Unfortunately, a variety of shortcomings, such as the ones mentioned, are common in applied interdisciplinary research in children and youth. Due to these difficulties, the gap in the specific literature on this topic in residential centers keeps us from comparing or relating the findings presented here to other research on sexist beliefs and attitudes, false myths of love, and TDV previously carried out in shelters for minors.
Implications for Practice
The results provide evidence about the effectiveness of an enjoyable digital tool that can prevent sexist attitudes and approach the ideals of romantic love from a perspective of equality between young men and women. The capacity of a tool based on new technologies to encourage, from a gaming perspective, non-sexist attitudes and build up competencies regarding the ideals of romantic love within a framework of equality is assessed and discussed.
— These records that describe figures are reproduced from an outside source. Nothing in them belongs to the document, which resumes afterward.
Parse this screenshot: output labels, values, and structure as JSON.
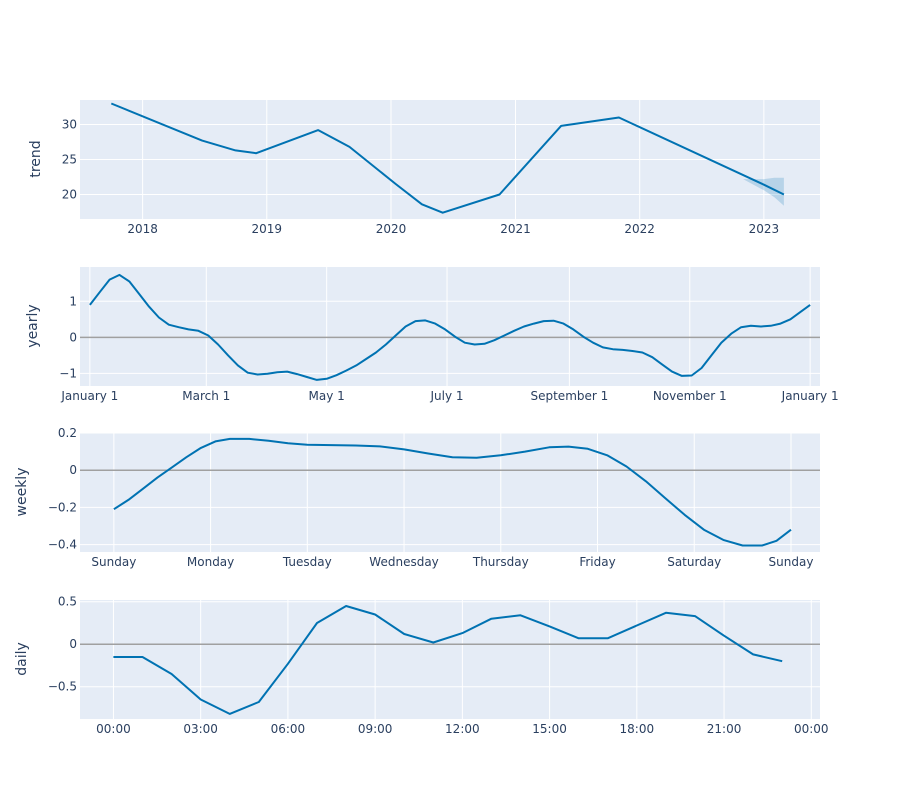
{
  "chart_data": [
    {
      "type": "line",
      "ylabel": "trend",
      "x_type": "date",
      "xlim": [
        "2017-07-01",
        "2023-06-15"
      ],
      "ylim": [
        16.5,
        33.5
      ],
      "xticks": [
        "2018-01-01",
        "2019-01-01",
        "2020-01-01",
        "2021-01-01",
        "2022-01-01",
        "2023-01-01"
      ],
      "xtick_labels": [
        "2018",
        "2019",
        "2020",
        "2021",
        "2022",
        "2023"
      ],
      "yticks": [
        20,
        25,
        30
      ],
      "ytick_labels": [
        "20",
        "25",
        "30"
      ],
      "zero_line": false,
      "grid": true,
      "series": [
        {
          "x": [
            "2017-10-01",
            "2018-06-25",
            "2018-10-01",
            "2018-12-01",
            "2019-06-01",
            "2019-09-01",
            "2020-01-15",
            "2020-04-01",
            "2020-06-01",
            "2020-11-15",
            "2021-05-15",
            "2021-11-01",
            "2023-01-01",
            "2023-03-01"
          ],
          "y": [
            33,
            27.7,
            26.3,
            25.9,
            29.2,
            26.8,
            21.5,
            18.6,
            17.4,
            20.0,
            29.8,
            31.0,
            21.4,
            20.0
          ],
          "color": "#0072b2"
        }
      ],
      "uncertainty_band": {
        "x": [
          "2022-11-01",
          "2023-01-01",
          "2023-02-01",
          "2023-03-01"
        ],
        "upper": [
          22.2,
          22.2,
          22.4,
          22.4
        ],
        "lower": [
          22.2,
          20.6,
          19.6,
          18.4
        ],
        "color": "#0072b2"
      }
    },
    {
      "type": "line",
      "ylabel": "yearly",
      "x_type": "linear",
      "xlim": [
        -5,
        370
      ],
      "ylim": [
        -1.35,
        1.95
      ],
      "xticks": [
        0,
        59,
        120,
        181,
        243,
        304,
        365
      ],
      "xtick_labels": [
        "January  1",
        "March  1",
        "May  1",
        "July  1",
        "September  1",
        "November  1",
        "January  1"
      ],
      "yticks": [
        -1,
        0,
        1
      ],
      "ytick_labels": [
        "−1",
        "0",
        "1"
      ],
      "zero_line": true,
      "grid": true,
      "series": [
        {
          "x": [
            0,
            5,
            10,
            15,
            20,
            25,
            30,
            35,
            40,
            45,
            50,
            55,
            60,
            65,
            70,
            75,
            80,
            85,
            90,
            95,
            100,
            105,
            110,
            115,
            120,
            125,
            130,
            135,
            140,
            145,
            150,
            155,
            160,
            165,
            170,
            175,
            180,
            185,
            190,
            195,
            200,
            205,
            210,
            215,
            220,
            225,
            230,
            235,
            240,
            245,
            250,
            255,
            260,
            265,
            270,
            275,
            280,
            285,
            290,
            295,
            300,
            305,
            310,
            315,
            320,
            325,
            330,
            335,
            340,
            345,
            350,
            355,
            360,
            365
          ],
          "y": [
            0.9,
            1.25,
            1.6,
            1.73,
            1.55,
            1.2,
            0.85,
            0.55,
            0.35,
            0.28,
            0.22,
            0.18,
            0.05,
            -0.2,
            -0.5,
            -0.78,
            -0.98,
            -1.03,
            -1.01,
            -0.97,
            -0.95,
            -1.02,
            -1.1,
            -1.18,
            -1.15,
            -1.05,
            -0.92,
            -0.78,
            -0.6,
            -0.42,
            -0.2,
            0.05,
            0.3,
            0.45,
            0.47,
            0.38,
            0.22,
            0.02,
            -0.15,
            -0.2,
            -0.18,
            -0.08,
            0.05,
            0.18,
            0.3,
            0.38,
            0.45,
            0.46,
            0.38,
            0.22,
            0.02,
            -0.15,
            -0.28,
            -0.33,
            -0.35,
            -0.38,
            -0.42,
            -0.55,
            -0.75,
            -0.95,
            -1.07,
            -1.06,
            -0.85,
            -0.5,
            -0.15,
            0.1,
            0.28,
            0.32,
            0.3,
            0.32,
            0.38,
            0.5,
            0.7,
            0.9
          ]
        }
      ]
    },
    {
      "type": "line",
      "ylabel": "weekly",
      "x_type": "linear",
      "xlim": [
        -0.35,
        7.3
      ],
      "ylim": [
        -0.44,
        0.2
      ],
      "xticks": [
        0,
        1,
        2,
        3,
        4,
        5,
        6,
        7
      ],
      "xtick_labels": [
        "Sunday",
        "Monday",
        "Tuesday",
        "Wednesday",
        "Thursday",
        "Friday",
        "Saturday",
        "Sunday"
      ],
      "yticks": [
        -0.4,
        -0.2,
        0,
        0.2
      ],
      "ytick_labels": [
        "−0.4",
        "−0.2",
        "0",
        "0.2"
      ],
      "zero_line": true,
      "grid": true,
      "series": [
        {
          "x": [
            0,
            0.15,
            0.3,
            0.45,
            0.6,
            0.75,
            0.9,
            1.05,
            1.2,
            1.4,
            1.6,
            1.8,
            2,
            2.25,
            2.5,
            2.75,
            3,
            3.25,
            3.5,
            3.75,
            4,
            4.25,
            4.5,
            4.7,
            4.9,
            5.1,
            5.3,
            5.5,
            5.7,
            5.9,
            6.1,
            6.3,
            6.5,
            6.7,
            6.85,
            7
          ],
          "y": [
            -0.21,
            -0.16,
            -0.1,
            -0.04,
            0.015,
            0.07,
            0.12,
            0.155,
            0.168,
            0.168,
            0.158,
            0.145,
            0.137,
            0.135,
            0.133,
            0.128,
            0.112,
            0.09,
            0.07,
            0.067,
            0.08,
            0.1,
            0.123,
            0.127,
            0.115,
            0.08,
            0.02,
            -0.06,
            -0.15,
            -0.24,
            -0.32,
            -0.375,
            -0.405,
            -0.405,
            -0.38,
            -0.32
          ]
        }
      ]
    },
    {
      "type": "line",
      "ylabel": "daily",
      "x_type": "linear",
      "xlim": [
        -1.15,
        24.3
      ],
      "ylim": [
        -0.88,
        0.52
      ],
      "xticks": [
        0,
        3,
        6,
        9,
        12,
        15,
        18,
        21,
        24
      ],
      "xtick_labels": [
        "00:00",
        "03:00",
        "06:00",
        "09:00",
        "12:00",
        "15:00",
        "18:00",
        "21:00",
        "00:00"
      ],
      "yticks": [
        -0.5,
        0,
        0.5
      ],
      "ytick_labels": [
        "−0.5",
        "0",
        "0.5"
      ],
      "zero_line": true,
      "grid": true,
      "series": [
        {
          "x": [
            0,
            1,
            2,
            3,
            4,
            5,
            6,
            7,
            8,
            9,
            10,
            11,
            12,
            13,
            14,
            15,
            16,
            17,
            18,
            19,
            20,
            21,
            22,
            23
          ],
          "y": [
            -0.15,
            -0.15,
            -0.35,
            -0.65,
            -0.82,
            -0.68,
            -0.23,
            0.25,
            0.45,
            0.35,
            0.12,
            0.02,
            0.13,
            0.3,
            0.34,
            0.21,
            0.07,
            0.07,
            0.22,
            0.37,
            0.33,
            0.1,
            -0.12,
            -0.2
          ]
        }
      ]
    }
  ]
}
A key competence for all professionals in the field of child protection, and especially in RCC homes, is to develop skills of recognition, detection, and prevention of risk situations. Additional research is needed to replicate these findings and address their limitations.
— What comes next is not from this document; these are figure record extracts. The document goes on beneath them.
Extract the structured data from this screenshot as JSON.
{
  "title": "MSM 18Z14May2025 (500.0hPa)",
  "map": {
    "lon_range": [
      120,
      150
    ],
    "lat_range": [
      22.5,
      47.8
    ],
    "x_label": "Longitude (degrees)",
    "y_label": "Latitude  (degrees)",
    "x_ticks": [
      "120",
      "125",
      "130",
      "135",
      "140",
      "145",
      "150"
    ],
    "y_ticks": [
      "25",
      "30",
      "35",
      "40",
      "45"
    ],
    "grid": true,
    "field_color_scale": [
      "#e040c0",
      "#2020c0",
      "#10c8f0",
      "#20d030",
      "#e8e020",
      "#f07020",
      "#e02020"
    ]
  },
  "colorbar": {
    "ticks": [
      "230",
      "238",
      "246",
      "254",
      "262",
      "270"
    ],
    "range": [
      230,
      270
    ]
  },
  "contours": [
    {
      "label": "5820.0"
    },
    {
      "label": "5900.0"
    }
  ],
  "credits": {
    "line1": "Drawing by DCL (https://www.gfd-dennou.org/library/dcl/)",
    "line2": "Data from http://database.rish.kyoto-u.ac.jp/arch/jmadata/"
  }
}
The instrumentalization of interactive tools in a recreational format will hopefully make it possible to intervene successfully in this interdisciplinary area and in key variables in preventing gender-based violence: ambivalent sexism (Zawisza, Luyt, & Zawadzka, 2012), ambivalence towards men (Eagly & Wood, 1999), and myths of romantic love (Laghi et al., 2013). This research contributes with psychoeducational, preventive intervention strategies, and new technologies that reduce sexist beliefs and attitudes that condition TDV in a highly vulnerable environment (Uceda & Domínguez, 2017).
International treaties include agreements for the creation of instruments for education in equality that is non-sexist, non-discriminatory, healthy, and consistent with the objectives of human development. At the same time, participation, provision, and protection are guaranteed under the Convention on the Rights of the Child as fundamental rights for children who live in situations of great vulnerability. Interventions that favor prosocial learning through interactive educational tools, therefore, encourage the development of other dimensions of a child's positive personality. Hence, educating with novel tools that require direct participation is an interesting but necessary way to fulfill the commitments and responsibilities toward this collective.